Reproducible Research & DIR Workflow

Orientation Module: Essential Readings

Author

LASER Institute

Published

July 14, 2024

Overview

The primary goal of our essential readings in the LASER Orientation module is to introduce learners to foundational concepts and practical tools necessary for conducting reproducible research. Learners will explore the importance of reproducibility in scientific inquiry, understand the benefits it offers to individual researchers and the broader scientific community, and learn about the essential tools and workflows that facilitate reproducible research. The discussion questions aim to deepen students’ comprehension of these topics, encourage critical thinking about the practices and principles of reproducible research, and provide practical insights into implementing these methods in their own research projects.

Readings

Read chapters 1 and 2 of Reproducible Research with R and RStudio by Gandrud (2021), which lay the groundwork for understanding and implementing reproducible research:

Reproducible Research with R and RStudio (Gandrud 2021)

  • Chapter 1: Introducing Reproducible Research. Chapter 1 introduces the concept of reproducible research, emphasizing its importance for scientific integrity and personal research efficiency, and outlines the main tools and practices essential for achieving reproducibility in computational and quantitative empirical sciences.

  • Chapter 2: Getting Started with Reproducible Research. Chapter 2 provides a detailed workflow for conducting reproducible research, offering practical tips for documenting and organizing research projects to ensure all steps are transparent and easily replicable by others.

Learning Analytics Goes to School (Krumm, Means, and Bienkowski 2018)

  • Chapter 2: Data Use in Educational Data-Intensive Research (pp. 28 - 33). The Data-Intensive Research Workflow introduced in this chapter provides a high-level overview of preparing, wrangling, exploring, modeling, and communicating data for effective and reproducible research.

Reflection

To help guide your reflection on the readings, a set of guiding questions are provided below. After you have had a chance to work through one or more of the readings, we encourage you to contribute to our learning community by creating a new post to our laser-orientation channel on Slack. Your post might contain a response to one or more of the guiding questions, questions you still have about the topics addressed, or insights gained into your own research.

Reproducible Research with R and RStudio

Chapter 1: Introducing Reproducible Research

  1. What is Reproducible Research?

    • How does the author define reproducible research in the context of computational and quantitative empirical sciences?
    • What are the key differences between replicable and reproducible research as outlined in the book?
  2. Why Should Research Be Reproducible?

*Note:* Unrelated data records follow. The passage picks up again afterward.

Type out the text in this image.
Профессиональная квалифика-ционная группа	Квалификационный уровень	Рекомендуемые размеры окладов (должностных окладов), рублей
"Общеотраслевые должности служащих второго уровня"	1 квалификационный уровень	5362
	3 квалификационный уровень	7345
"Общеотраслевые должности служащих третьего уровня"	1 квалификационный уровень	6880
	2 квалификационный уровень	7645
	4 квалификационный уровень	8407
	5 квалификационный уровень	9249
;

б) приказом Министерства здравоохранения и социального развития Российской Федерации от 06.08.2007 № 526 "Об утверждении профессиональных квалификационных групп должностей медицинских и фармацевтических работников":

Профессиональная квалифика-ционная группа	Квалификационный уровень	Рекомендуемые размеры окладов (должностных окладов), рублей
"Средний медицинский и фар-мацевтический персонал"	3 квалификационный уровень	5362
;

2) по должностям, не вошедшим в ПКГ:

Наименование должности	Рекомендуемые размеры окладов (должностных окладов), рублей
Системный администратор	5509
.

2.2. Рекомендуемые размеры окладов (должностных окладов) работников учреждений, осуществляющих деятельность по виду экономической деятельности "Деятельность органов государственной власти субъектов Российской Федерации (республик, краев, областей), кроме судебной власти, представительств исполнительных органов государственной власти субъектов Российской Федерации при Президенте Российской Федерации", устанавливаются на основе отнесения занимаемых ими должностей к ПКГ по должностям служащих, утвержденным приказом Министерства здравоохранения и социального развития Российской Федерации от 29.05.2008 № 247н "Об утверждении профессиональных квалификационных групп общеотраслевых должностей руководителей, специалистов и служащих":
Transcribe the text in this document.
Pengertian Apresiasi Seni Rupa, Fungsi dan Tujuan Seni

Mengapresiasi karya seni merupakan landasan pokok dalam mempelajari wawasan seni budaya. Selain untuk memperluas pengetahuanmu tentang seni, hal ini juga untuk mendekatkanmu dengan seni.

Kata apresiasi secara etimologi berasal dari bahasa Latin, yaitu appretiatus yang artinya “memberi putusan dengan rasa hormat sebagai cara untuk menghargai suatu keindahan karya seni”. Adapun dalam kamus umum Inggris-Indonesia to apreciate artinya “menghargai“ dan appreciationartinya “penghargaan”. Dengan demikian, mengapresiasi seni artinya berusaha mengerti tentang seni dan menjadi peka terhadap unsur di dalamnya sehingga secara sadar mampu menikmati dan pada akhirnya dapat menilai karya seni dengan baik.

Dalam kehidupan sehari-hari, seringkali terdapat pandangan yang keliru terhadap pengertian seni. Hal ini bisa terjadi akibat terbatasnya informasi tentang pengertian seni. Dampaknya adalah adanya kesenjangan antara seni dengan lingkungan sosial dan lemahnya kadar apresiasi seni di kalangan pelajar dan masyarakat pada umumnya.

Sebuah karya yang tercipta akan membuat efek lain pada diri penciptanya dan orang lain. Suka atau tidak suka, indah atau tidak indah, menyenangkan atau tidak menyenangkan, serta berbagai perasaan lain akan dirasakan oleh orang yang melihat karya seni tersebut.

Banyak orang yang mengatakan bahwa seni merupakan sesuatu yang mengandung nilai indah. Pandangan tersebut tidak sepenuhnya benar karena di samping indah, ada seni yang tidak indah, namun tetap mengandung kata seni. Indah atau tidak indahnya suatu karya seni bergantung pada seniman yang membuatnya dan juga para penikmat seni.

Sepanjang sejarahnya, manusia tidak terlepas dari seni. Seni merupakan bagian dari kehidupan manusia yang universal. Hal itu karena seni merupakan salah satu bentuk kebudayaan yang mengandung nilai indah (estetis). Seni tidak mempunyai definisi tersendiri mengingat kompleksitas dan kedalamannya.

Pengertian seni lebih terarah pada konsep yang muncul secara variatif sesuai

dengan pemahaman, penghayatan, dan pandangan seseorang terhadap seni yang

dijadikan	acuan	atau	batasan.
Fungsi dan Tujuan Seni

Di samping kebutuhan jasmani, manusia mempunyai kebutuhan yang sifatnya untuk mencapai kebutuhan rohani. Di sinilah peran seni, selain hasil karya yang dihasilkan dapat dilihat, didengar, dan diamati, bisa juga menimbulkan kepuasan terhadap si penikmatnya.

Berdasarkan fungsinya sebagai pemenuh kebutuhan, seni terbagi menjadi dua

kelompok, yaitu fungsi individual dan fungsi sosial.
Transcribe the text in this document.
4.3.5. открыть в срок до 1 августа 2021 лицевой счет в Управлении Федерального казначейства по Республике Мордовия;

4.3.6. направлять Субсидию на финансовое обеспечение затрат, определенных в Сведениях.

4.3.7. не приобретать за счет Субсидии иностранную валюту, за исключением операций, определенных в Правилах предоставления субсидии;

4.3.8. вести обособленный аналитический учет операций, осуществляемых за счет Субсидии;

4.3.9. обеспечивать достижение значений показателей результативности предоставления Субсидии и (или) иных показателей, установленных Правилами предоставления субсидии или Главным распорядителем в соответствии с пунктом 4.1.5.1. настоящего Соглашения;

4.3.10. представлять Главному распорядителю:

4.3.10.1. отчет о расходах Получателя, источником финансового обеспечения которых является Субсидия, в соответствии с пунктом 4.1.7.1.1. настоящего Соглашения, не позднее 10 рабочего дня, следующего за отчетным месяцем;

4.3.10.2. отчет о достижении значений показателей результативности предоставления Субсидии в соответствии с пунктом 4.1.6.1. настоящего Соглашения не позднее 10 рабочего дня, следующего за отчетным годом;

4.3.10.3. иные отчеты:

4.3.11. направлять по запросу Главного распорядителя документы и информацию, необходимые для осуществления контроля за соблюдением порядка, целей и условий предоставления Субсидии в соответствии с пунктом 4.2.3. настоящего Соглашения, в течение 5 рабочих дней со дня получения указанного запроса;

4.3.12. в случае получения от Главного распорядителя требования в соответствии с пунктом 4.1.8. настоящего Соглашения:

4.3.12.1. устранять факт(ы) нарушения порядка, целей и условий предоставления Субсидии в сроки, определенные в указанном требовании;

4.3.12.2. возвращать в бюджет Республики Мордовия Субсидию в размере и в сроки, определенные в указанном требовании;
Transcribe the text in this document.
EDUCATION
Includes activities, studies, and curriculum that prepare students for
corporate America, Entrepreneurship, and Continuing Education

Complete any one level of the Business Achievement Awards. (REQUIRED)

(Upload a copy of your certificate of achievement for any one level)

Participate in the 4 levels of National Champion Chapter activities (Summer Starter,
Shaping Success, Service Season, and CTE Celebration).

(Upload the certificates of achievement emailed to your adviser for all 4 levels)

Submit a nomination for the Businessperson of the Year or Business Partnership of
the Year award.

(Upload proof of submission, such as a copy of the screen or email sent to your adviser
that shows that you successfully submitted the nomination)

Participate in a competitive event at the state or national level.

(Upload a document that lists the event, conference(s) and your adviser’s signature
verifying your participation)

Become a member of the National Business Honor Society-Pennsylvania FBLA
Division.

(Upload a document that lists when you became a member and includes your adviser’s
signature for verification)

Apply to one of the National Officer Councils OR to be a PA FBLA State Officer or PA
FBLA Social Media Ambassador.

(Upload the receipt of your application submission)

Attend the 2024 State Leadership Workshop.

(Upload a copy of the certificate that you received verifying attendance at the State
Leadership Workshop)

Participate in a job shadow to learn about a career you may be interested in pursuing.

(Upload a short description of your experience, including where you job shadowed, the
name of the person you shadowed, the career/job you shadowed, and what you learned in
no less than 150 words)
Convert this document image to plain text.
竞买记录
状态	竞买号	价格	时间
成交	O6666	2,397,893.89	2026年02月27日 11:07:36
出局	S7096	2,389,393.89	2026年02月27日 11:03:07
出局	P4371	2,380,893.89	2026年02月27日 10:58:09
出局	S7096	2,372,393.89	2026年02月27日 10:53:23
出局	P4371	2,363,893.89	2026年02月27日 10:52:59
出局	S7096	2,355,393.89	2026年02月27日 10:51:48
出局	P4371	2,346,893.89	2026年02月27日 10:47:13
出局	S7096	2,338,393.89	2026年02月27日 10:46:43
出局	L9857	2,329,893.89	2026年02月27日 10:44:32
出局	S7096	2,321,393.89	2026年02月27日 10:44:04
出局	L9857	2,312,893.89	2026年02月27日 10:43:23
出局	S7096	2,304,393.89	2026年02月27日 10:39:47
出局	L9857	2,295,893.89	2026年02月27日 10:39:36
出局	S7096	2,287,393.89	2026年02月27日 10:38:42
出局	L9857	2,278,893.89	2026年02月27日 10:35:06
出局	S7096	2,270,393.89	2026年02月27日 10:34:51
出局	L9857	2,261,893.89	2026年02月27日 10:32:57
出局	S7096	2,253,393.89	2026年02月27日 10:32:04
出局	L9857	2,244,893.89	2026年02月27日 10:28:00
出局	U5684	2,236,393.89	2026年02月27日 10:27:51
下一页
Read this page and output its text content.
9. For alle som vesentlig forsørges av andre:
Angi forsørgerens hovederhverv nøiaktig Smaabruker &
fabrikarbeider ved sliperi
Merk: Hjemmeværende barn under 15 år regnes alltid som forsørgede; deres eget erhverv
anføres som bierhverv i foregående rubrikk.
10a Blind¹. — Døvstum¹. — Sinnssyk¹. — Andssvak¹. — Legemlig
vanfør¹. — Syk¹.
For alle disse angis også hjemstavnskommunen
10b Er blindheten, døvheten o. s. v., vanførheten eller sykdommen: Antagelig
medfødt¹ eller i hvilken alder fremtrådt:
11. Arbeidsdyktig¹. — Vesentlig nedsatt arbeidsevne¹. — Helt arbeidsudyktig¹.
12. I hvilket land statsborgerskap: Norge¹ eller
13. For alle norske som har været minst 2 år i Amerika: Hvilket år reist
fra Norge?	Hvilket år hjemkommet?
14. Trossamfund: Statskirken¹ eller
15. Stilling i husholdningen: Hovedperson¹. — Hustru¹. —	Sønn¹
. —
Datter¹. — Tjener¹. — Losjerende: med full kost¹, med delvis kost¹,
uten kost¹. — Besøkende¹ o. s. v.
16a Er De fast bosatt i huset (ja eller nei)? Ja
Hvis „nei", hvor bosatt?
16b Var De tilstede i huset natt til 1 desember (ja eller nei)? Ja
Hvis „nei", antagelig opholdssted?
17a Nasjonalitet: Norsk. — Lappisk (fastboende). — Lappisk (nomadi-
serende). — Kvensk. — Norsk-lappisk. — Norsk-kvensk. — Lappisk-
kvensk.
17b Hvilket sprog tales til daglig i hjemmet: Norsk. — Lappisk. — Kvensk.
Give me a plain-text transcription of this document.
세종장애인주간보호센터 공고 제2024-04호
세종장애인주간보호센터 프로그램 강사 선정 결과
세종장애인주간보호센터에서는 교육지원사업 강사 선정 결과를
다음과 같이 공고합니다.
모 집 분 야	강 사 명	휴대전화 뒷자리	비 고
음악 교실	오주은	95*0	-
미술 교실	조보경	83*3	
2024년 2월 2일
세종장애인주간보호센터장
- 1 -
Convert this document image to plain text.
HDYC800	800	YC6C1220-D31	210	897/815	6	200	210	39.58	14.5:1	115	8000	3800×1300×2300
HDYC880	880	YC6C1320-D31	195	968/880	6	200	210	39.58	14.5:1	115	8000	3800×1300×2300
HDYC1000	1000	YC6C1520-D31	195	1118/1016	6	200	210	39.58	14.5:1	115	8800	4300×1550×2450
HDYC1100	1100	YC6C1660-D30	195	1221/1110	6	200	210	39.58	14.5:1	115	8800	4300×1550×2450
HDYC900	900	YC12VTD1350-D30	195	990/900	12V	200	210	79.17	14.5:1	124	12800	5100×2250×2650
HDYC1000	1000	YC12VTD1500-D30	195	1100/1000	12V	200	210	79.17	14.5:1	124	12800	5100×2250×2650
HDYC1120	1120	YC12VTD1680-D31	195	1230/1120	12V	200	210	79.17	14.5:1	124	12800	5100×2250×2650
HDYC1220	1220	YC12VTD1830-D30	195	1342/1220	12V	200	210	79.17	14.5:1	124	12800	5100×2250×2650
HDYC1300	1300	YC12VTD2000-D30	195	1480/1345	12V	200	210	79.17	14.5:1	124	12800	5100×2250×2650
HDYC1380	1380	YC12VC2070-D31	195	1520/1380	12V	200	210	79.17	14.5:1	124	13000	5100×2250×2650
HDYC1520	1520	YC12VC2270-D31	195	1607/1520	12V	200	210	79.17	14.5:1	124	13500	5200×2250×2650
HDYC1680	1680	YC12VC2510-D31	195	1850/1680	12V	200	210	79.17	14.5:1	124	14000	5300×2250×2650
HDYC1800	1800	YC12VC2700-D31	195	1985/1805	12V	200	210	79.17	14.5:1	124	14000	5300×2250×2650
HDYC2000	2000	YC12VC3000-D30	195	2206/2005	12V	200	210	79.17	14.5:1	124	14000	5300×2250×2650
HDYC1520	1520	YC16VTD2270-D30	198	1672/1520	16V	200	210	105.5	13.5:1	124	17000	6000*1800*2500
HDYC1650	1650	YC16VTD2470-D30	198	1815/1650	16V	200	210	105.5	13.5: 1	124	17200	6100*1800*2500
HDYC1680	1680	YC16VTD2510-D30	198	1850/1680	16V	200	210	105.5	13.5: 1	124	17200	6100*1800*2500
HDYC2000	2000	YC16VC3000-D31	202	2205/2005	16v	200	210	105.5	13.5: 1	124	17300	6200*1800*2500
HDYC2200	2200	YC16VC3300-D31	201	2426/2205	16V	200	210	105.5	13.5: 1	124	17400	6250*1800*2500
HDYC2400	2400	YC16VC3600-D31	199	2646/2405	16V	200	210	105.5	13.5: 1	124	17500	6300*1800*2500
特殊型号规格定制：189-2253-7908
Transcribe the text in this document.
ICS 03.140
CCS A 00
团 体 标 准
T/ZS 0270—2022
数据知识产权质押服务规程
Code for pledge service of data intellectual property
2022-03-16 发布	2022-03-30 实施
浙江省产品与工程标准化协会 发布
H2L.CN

    • What are the primary reasons reproducible research is crucial for scientific inquiry?
    • How can reproducible research enhance your own work and productivity?
  3. Benefits for the Scientific Community and Researchers:

    • How does reproducible research contribute to the cumulative growth of scientific knowledge?
    • In what ways does making your research reproducible lead to better work habits and more effective teamwork?
  4. Tools of Reproducible Research:

    • What are the main tools of reproducible research introduced in this chapter?
    • Discuss the benefits of using R, knitr, and RStudio for conducting reproducible research.

Chapter 2: Getting Started with Reproducible Research

  1. Workflow for Reproducible Research:

    • What some core elements of the workflow for reproducible research proposed by Gandrud?
    • What are some of the key principles and practices for ensuring research is reproducible?
  2. Practical Tips for Reproducible Research:

    • What does the author mean by “Document everything” and why is it important?
    • How can organizing your files and ensuring they are human-readable contribute to reproducibility?
  3. File Management:

    • Explain the significance of having a plan to organize, store, and make your files available.
    • Discuss some best practices for file naming conventions and directory structures to facilitate reproducibility.
  4. Implementing Reproducibility:

    • How does Gandrud suggest you explicitly tie your files together in a research project?
    • What role do tools like GNU Make play in managing reproducible research projects?

Learning Analytics Goes to School (pp. 28 - 33)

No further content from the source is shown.